Lindsey wrote a piece that was published in the New Republic last December titled “Liberaltarians.” It argued that an alliance between liberals and libertarians would be possible if liberals would “meet us half way.” He tells us this because he wants to talk about some of the criticism, which clearly stung.
“A lot of the commentary by professionals was negative,” he says, which is a bit of an understatement. Another panelist tonight, New Republic senior editor Jonathan Chait, responded to his overture, in print, by quoting Michael Corleone: “My offer is this: nothing.”
Lindsey uses this as evidence that the country’s elites are stuck in a deeply “reactionary politics” of both left and right. He contrasts their stubbornness on economic and cultural issues with the “deep preideological [libertarian] impulse in the American electorate.”

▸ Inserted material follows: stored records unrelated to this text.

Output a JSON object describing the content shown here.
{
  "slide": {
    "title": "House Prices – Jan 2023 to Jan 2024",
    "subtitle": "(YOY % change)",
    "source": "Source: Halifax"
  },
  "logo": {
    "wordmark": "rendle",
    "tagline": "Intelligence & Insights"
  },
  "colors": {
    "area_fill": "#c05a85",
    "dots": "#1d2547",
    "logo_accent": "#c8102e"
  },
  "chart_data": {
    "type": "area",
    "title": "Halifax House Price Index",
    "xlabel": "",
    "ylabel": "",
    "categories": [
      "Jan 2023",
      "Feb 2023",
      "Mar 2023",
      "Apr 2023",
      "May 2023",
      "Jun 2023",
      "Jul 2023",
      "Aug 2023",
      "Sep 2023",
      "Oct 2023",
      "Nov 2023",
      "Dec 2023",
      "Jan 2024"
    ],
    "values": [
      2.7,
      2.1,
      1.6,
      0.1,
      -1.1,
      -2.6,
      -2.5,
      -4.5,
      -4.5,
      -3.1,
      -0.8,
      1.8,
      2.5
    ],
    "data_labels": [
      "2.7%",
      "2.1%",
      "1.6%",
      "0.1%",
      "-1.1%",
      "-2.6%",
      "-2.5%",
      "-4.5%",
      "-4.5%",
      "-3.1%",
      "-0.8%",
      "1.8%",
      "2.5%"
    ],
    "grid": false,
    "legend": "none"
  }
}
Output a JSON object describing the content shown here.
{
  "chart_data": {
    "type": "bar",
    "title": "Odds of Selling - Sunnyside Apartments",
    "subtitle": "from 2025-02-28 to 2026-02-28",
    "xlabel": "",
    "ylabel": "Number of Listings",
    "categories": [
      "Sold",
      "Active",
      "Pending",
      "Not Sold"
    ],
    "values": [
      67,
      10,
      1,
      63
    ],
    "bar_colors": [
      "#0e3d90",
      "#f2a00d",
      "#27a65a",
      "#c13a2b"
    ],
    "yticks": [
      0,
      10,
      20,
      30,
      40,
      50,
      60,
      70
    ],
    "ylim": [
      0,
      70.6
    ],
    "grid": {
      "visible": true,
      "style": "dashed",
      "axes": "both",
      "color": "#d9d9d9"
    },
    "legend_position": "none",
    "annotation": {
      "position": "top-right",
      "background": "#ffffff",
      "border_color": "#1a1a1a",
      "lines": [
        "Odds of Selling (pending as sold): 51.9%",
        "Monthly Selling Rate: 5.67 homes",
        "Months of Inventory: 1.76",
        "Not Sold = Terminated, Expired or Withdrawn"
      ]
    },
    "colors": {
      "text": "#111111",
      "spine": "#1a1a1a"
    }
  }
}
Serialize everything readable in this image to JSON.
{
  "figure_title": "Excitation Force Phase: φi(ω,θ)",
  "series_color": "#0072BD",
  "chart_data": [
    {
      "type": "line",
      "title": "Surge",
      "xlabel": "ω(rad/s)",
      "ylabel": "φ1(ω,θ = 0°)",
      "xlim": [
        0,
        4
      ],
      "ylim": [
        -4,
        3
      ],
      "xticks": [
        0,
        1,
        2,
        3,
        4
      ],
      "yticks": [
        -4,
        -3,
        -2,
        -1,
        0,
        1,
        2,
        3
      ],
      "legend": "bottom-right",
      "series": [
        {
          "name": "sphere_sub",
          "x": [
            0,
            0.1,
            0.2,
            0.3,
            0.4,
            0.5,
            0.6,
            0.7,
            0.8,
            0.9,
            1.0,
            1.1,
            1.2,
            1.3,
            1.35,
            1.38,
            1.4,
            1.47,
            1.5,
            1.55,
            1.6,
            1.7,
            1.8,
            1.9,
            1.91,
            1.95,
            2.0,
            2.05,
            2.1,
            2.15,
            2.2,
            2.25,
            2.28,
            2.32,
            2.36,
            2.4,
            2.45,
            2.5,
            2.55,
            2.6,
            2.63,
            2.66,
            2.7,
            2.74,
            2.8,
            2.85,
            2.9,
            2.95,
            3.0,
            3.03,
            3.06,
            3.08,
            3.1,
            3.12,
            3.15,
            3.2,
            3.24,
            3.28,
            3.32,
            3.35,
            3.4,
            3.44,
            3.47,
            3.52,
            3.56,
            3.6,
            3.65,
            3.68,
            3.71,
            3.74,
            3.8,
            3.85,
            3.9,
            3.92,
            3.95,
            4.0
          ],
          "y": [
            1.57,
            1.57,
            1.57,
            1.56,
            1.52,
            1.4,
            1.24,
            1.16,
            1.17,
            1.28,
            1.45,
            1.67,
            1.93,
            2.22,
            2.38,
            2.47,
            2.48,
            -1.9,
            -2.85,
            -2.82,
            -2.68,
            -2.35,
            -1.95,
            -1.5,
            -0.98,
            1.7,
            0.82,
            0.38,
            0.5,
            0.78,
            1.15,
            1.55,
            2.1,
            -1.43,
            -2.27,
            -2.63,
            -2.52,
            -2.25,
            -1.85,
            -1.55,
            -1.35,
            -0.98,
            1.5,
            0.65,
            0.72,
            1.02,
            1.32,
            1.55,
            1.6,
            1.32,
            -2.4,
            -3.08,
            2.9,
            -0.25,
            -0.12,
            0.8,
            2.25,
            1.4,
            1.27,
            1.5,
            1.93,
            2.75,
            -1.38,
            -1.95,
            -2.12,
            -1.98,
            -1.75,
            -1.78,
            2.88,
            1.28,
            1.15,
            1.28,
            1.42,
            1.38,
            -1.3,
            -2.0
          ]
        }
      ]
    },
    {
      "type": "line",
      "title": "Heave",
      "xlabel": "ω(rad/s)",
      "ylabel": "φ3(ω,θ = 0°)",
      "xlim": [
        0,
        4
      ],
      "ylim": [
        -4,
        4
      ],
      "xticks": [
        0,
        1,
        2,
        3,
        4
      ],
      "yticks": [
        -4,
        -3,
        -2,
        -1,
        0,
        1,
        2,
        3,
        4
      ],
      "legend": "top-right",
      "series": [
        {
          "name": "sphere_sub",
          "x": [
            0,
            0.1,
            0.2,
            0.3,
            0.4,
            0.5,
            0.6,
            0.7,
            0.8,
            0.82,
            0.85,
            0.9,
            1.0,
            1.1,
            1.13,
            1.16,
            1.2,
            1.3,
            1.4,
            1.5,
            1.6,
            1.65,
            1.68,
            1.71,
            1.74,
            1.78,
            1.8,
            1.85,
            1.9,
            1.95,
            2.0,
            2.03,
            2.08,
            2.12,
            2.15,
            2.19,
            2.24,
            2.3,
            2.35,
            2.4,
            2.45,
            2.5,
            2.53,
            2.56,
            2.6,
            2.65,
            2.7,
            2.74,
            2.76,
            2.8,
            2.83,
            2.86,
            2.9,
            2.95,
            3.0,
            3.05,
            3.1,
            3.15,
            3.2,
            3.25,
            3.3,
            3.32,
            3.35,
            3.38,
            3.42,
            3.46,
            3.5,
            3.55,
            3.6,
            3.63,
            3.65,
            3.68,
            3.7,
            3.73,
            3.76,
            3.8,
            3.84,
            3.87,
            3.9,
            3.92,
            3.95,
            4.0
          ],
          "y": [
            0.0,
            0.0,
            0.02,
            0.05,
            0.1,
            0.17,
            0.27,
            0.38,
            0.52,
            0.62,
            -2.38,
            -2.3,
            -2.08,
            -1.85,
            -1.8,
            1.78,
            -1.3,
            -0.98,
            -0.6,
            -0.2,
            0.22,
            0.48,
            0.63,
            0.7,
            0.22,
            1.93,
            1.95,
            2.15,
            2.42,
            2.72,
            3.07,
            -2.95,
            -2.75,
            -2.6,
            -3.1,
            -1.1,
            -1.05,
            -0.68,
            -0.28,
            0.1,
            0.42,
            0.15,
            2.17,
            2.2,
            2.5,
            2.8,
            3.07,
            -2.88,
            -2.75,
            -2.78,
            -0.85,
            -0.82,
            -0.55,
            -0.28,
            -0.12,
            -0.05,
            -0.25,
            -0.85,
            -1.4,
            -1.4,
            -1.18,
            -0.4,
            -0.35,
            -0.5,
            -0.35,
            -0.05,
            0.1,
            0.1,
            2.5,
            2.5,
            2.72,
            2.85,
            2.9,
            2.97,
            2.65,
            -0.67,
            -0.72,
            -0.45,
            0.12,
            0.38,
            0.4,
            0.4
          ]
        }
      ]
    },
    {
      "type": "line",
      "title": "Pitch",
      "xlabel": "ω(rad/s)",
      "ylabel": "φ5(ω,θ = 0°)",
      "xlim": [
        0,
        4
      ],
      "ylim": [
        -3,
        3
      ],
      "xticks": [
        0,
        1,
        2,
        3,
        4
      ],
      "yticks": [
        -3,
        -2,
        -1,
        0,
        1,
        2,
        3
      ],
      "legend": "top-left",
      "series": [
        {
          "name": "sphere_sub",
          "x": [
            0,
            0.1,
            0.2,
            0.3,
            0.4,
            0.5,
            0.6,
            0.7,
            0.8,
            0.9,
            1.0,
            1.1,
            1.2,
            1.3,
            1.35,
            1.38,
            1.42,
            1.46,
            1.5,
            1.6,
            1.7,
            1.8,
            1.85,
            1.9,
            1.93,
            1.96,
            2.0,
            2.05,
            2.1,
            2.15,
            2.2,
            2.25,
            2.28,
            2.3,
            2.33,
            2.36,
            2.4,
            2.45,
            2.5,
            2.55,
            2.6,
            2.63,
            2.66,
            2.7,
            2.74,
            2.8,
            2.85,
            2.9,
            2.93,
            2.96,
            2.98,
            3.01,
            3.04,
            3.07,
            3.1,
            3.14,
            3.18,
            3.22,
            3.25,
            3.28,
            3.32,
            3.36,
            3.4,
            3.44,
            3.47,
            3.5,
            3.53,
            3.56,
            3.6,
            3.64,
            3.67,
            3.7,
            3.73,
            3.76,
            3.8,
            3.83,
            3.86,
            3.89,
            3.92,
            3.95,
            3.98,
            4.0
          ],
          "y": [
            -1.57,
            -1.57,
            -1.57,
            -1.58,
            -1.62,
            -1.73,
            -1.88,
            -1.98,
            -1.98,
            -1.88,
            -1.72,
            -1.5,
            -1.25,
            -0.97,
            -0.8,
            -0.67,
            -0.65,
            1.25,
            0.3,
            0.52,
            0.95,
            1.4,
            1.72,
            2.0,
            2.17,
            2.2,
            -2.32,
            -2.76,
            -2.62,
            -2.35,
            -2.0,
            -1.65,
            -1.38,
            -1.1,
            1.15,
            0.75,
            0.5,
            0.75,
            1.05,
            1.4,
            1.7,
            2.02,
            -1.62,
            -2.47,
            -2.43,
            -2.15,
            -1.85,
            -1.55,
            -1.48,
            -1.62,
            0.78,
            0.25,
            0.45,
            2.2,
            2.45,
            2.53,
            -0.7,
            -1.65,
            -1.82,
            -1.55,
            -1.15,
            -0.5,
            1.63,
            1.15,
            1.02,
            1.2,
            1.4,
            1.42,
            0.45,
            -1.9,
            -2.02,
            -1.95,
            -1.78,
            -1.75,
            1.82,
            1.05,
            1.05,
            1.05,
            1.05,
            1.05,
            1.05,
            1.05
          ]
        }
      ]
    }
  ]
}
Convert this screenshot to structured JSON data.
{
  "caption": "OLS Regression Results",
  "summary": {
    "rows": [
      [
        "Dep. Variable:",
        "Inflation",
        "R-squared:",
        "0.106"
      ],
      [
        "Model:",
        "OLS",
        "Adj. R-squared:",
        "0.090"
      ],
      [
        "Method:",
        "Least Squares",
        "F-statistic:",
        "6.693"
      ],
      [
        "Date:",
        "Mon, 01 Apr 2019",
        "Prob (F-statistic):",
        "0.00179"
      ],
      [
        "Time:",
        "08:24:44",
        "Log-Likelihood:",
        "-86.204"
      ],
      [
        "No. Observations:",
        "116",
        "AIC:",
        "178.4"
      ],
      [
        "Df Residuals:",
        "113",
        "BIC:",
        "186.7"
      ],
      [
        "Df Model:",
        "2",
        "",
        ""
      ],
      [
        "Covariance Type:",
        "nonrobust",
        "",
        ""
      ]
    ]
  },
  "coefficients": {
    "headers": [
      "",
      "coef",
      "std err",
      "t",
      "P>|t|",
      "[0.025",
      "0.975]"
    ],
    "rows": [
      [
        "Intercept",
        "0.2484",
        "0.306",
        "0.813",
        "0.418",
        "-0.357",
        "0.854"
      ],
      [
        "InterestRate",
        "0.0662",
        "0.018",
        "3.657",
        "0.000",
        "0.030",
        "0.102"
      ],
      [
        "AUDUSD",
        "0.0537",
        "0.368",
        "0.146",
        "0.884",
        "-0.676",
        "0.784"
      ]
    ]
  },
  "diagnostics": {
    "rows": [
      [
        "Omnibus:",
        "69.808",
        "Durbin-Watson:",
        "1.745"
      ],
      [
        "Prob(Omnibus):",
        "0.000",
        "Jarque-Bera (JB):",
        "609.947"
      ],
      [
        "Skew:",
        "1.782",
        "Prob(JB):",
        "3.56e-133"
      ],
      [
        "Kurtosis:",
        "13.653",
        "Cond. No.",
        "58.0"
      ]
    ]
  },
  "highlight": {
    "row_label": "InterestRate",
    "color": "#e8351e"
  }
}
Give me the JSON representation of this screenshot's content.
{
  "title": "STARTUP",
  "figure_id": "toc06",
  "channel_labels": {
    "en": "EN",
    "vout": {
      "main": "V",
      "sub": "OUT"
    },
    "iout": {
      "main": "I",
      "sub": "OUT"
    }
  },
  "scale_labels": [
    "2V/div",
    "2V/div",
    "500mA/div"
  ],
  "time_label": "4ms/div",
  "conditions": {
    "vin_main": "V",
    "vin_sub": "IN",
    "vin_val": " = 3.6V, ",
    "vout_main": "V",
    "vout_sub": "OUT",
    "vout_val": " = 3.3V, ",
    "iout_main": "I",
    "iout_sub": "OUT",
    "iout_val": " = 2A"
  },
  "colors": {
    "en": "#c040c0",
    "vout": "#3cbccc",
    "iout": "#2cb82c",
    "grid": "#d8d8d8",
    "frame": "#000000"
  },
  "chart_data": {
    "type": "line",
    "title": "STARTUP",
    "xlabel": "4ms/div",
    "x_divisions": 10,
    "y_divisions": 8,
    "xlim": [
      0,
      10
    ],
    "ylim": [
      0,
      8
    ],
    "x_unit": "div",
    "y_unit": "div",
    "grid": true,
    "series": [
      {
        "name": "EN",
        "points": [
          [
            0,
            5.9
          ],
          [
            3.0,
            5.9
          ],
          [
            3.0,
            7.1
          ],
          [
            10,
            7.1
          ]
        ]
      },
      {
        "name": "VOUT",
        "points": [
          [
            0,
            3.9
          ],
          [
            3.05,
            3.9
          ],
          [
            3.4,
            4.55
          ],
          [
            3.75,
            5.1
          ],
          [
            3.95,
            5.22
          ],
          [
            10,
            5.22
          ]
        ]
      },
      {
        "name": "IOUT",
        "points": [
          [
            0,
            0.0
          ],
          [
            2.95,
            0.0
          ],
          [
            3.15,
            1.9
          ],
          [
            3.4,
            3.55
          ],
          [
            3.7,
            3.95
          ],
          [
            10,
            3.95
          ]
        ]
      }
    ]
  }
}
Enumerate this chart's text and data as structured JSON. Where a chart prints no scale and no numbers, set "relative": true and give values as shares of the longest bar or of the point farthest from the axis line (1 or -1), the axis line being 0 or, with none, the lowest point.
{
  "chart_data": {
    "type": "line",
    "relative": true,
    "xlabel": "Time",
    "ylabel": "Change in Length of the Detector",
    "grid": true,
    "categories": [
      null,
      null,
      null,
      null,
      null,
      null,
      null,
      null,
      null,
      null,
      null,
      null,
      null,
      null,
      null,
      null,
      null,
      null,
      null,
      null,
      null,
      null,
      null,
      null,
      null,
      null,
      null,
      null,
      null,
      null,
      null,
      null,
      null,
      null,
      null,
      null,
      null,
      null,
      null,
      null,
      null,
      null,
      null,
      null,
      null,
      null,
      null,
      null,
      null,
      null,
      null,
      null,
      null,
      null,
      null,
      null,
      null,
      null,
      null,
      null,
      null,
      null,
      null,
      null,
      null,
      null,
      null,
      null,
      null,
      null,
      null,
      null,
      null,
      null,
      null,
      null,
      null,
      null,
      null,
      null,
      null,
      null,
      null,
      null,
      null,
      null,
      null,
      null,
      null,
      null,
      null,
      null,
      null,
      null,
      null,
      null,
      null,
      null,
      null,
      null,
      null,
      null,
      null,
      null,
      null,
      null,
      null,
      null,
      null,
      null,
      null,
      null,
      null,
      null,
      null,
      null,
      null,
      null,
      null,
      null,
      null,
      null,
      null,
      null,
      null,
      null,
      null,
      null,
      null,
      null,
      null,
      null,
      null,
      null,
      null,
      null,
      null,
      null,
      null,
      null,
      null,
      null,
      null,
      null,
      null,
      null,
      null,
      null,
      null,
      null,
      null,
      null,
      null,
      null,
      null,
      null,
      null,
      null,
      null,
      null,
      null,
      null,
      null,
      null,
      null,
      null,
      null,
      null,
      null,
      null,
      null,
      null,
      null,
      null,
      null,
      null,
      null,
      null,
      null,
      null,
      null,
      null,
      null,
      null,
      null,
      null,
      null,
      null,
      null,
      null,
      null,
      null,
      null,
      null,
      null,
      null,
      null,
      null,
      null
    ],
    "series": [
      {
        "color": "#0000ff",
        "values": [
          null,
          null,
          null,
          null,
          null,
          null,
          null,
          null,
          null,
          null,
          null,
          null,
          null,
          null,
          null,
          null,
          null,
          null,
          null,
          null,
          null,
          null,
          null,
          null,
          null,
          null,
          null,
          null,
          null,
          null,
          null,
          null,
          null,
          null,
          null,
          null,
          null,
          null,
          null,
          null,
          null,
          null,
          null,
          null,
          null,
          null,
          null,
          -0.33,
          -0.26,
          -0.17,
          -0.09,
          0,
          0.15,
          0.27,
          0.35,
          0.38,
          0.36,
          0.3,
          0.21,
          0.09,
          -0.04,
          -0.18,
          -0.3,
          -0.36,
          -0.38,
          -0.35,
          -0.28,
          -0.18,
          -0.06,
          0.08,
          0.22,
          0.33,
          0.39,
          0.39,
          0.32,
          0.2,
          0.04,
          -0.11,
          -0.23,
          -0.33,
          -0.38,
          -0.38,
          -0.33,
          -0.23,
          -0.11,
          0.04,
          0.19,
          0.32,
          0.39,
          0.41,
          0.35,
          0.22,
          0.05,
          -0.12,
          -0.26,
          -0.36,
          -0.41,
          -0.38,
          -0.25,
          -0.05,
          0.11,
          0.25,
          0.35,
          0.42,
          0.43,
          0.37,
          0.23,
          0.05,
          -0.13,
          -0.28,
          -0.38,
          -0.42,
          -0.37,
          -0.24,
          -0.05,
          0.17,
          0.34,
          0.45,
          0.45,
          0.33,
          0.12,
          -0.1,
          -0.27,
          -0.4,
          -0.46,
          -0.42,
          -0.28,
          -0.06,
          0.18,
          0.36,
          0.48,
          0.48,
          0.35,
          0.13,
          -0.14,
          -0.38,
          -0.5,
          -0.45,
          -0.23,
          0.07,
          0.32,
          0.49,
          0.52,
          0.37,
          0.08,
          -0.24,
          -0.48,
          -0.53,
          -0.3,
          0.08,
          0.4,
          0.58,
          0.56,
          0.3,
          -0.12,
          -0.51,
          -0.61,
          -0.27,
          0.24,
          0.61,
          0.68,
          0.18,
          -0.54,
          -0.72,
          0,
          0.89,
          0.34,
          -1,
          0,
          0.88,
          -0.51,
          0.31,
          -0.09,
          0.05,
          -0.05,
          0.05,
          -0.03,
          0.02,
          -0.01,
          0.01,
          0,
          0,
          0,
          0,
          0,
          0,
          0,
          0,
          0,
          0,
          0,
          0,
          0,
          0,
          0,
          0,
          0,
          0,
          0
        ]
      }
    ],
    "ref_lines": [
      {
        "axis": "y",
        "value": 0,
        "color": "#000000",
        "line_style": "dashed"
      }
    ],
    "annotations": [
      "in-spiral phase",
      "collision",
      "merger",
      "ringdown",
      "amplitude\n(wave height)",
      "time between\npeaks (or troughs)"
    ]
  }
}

Out there in Real America, people want lower taxes and are suspicious of government schemes. They believe in the work ethic and personal responsibility. What they are looking for politically is a movement that will embrace both the social change of the '60s and the economic change of the '80s.
“No one has emerged to embraced this libertarian change in its totality,” Lindsey says, and he points fingers. Ponnuru and Chait are examples of our bitter partisan stalemate that we’d do well to get beyond
Lindsey closes by inviting the audience to join his “coalition of the homeless: liberaltarians.”